Is this a bug, or have our GitLab shepherds not configured the certs correctly?
The external git client shouldn’t be necessary. The internal git client uses a DLL version of the git.exe. It’s not a 100% replacement for the it and that’s why we support the external one too.
That link leads me to a bunch of answers that don’t appear to relate to the internal LibGit2Sharp client, yet you’re telling me that I shouldn’t need to use an external client?
Both our GitLab and PSU are using enterprise certs. PSU is on an IIS Windows member server. I don’t want to disable SSL verification. The link you provided mentions permanently accepting a specific certificate. But this uses the ‘git’ command, which to my mind means that I have an external client installed.
I’ve also been to these, among other fruitless web searches:
I finally solved this by installing Git for Windows and in PSU checking the box to use an external client. I used this command: https://username:PAT@MyGitRepository
Worked perfectly the first time. Puh. May it help someone else.
FWIW, throughout my time with using PSU I’ve had many issues with LibGit2Sharp throwing errors for one thing or another, so not using it in favor of using an external Git client, is likely to save you lots of grief down the road.

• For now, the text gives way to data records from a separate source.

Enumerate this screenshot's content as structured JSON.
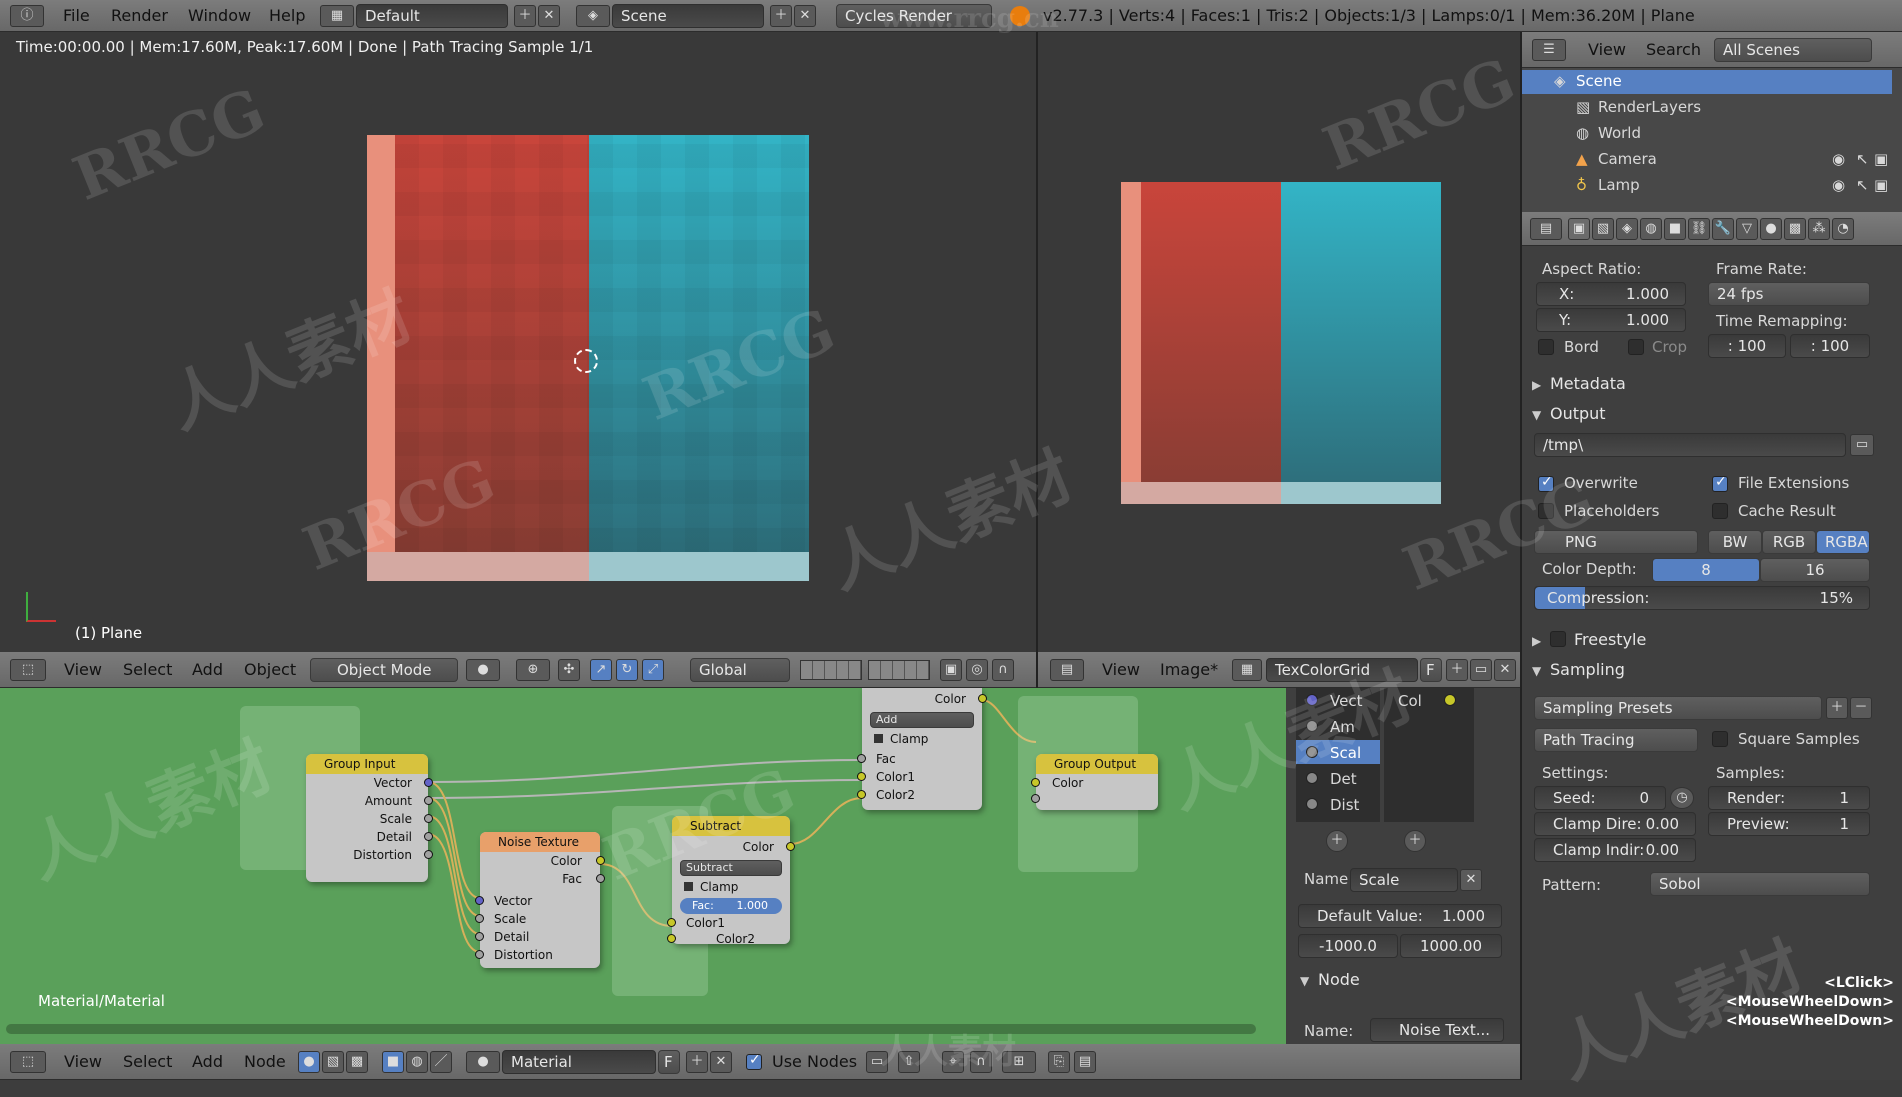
{
  "topbar": {
    "menus": [
      "File",
      "Render",
      "Window",
      "Help"
    ],
    "layout": "Default",
    "scene": "Scene",
    "engine": "Cycles Render",
    "stats": "v2.77.3 | Verts:4 | Faces:1 | Tris:2 | Objects:1/3 | Lamps:0/1 | Mem:36.20M | Plane"
  },
  "viewport": {
    "status": "Time:00:00.00 | Mem:17.60M, Peak:17.60M | Done | Path Tracing Sample 1/1",
    "object_label": "(1) Plane",
    "header": {
      "menus": [
        "View",
        "Select",
        "Add",
        "Object"
      ],
      "mode": "Object Mode",
      "orientation": "Global"
    }
  },
  "image_editor": {
    "header": {
      "menus": [
        "View",
        "Image*"
      ],
      "image_name": "TexColorGrid",
      "fake_user": "F"
    }
  },
  "outliner": {
    "header": {
      "menus": [
        "View",
        "Search"
      ],
      "filter": "All Scenes"
    },
    "items": [
      {
        "label": "Scene",
        "icon": "scene-icon",
        "selected": true
      },
      {
        "label": "RenderLayers",
        "icon": "render-layers-icon"
      },
      {
        "label": "World",
        "icon": "world-icon"
      },
      {
        "label": "Camera",
        "icon": "camera-icon"
      },
      {
        "label": "Lamp",
        "icon": "lamp-icon"
      }
    ]
  },
  "properties": {
    "aspect_ratio_label": "Aspect Ratio:",
    "aspect_x_label": "X:",
    "aspect_x": "1.000",
    "aspect_y_label": "Y:",
    "aspect_y": "1.000",
    "bord": "Bord",
    "crop": "Crop",
    "frame_rate_label": "Frame Rate:",
    "frame_rate": "24 fps",
    "time_remap_label": "Time Remapping:",
    "time_remap_old": ": 100",
    "time_remap_new": ": 100",
    "metadata": "Metadata",
    "output": "Output",
    "output_path": "/tmp\\",
    "overwrite": "Overwrite",
    "file_extensions": "File Extensions",
    "placeholders": "Placeholders",
    "cache_result": "Cache Result",
    "file_format": "PNG",
    "color_modes": [
      "BW",
      "RGB",
      "RGBA"
    ],
    "color_depth_label": "Color Depth:",
    "color_depths": [
      "8",
      "16"
    ],
    "compression_label": "Compression:",
    "compression_value": "15%",
    "compression_fraction": 0.15,
    "freestyle": "Freestyle",
    "sampling": "Sampling",
    "sampling_presets": "Sampling Presets",
    "integrator": "Path Tracing",
    "square_samples": "Square Samples",
    "settings_label": "Settings:",
    "samples_label": "Samples:",
    "seed_label": "Seed:",
    "seed": "0",
    "render_label": "Render:",
    "render_samples": "1",
    "clamp_direct_label": "Clamp Dire:",
    "clamp_direct": "0.00",
    "preview_label": "Preview:",
    "preview_samples": "1",
    "clamp_indirect_label": "Clamp Indir:",
    "clamp_indirect": "0.00",
    "pattern_label": "Pattern:",
    "pattern": "Sobol"
  },
  "node_editor": {
    "label": "Material/Material",
    "header": {
      "menus": [
        "View",
        "Select",
        "Add",
        "Node"
      ],
      "material": "Material",
      "fake_user": "F",
      "use_nodes": "Use Nodes"
    },
    "nodes": {
      "group_input": {
        "title": "Group Input",
        "outputs": [
          "Vector",
          "Amount",
          "Scale",
          "Detail",
          "Distortion"
        ]
      },
      "noise": {
        "title": "Noise Texture",
        "outputs": [
          "Color",
          "Fac"
        ],
        "inputs": [
          "Vector",
          "Scale",
          "Detail",
          "Distortion"
        ]
      },
      "subtract": {
        "title": "Subtract",
        "output": "Color",
        "op": "Subtract",
        "clamp": "Clamp",
        "fac_label": "Fac:",
        "fac_value": "1.000",
        "inputs": [
          "Color1",
          "Color2"
        ]
      },
      "add": {
        "output": "Color",
        "op": "Add",
        "clamp": "Clamp",
        "inputs": [
          "Fac",
          "Color1",
          "Color2"
        ]
      },
      "group_output": {
        "title": "Group Output",
        "input": "Color"
      }
    }
  },
  "node_sidebar": {
    "inputs": [
      "Vect",
      "Am",
      "Scal",
      "Det",
      "Dist"
    ],
    "outputs": [
      "Col"
    ],
    "name_label": "Name",
    "name_value": "Scale",
    "default_label": "Default Value:",
    "default_value": "1.000",
    "min_value": "-1000.0",
    "max_value": "1000.00",
    "node_section": "Node",
    "node_name_label": "Name:",
    "node_name_value": "Noise Text..."
  },
  "key_overlay": [
    "<LClick>",
    "<MouseWheelDown>",
    "<MouseWheelDown>"
  ],
  "watermarks": [
    "RRCG",
    "人人素材",
    "www.rrcg.cn"
  ],
  "colors": {
    "node_bg": "#5aa05a",
    "selected": "#5680c2",
    "viewport_bg": "#393939"
  }
}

Plus, it’s much more customizable and controllable.
Indeed. It seems that unlike external Git for Windows, LibGit2Sharp can’t be made to read the Windows Certificate Store. So if you’re in an enterprise CA environment, it’s likely a non-starter. I wish someone could have told me this at the start, before I spent 6 or so hours trying to troubleshoot the thing. That point is nowhere to be found on the docs, whether PSU or the LibGit2Sharp repo–unless I’ve just missed it.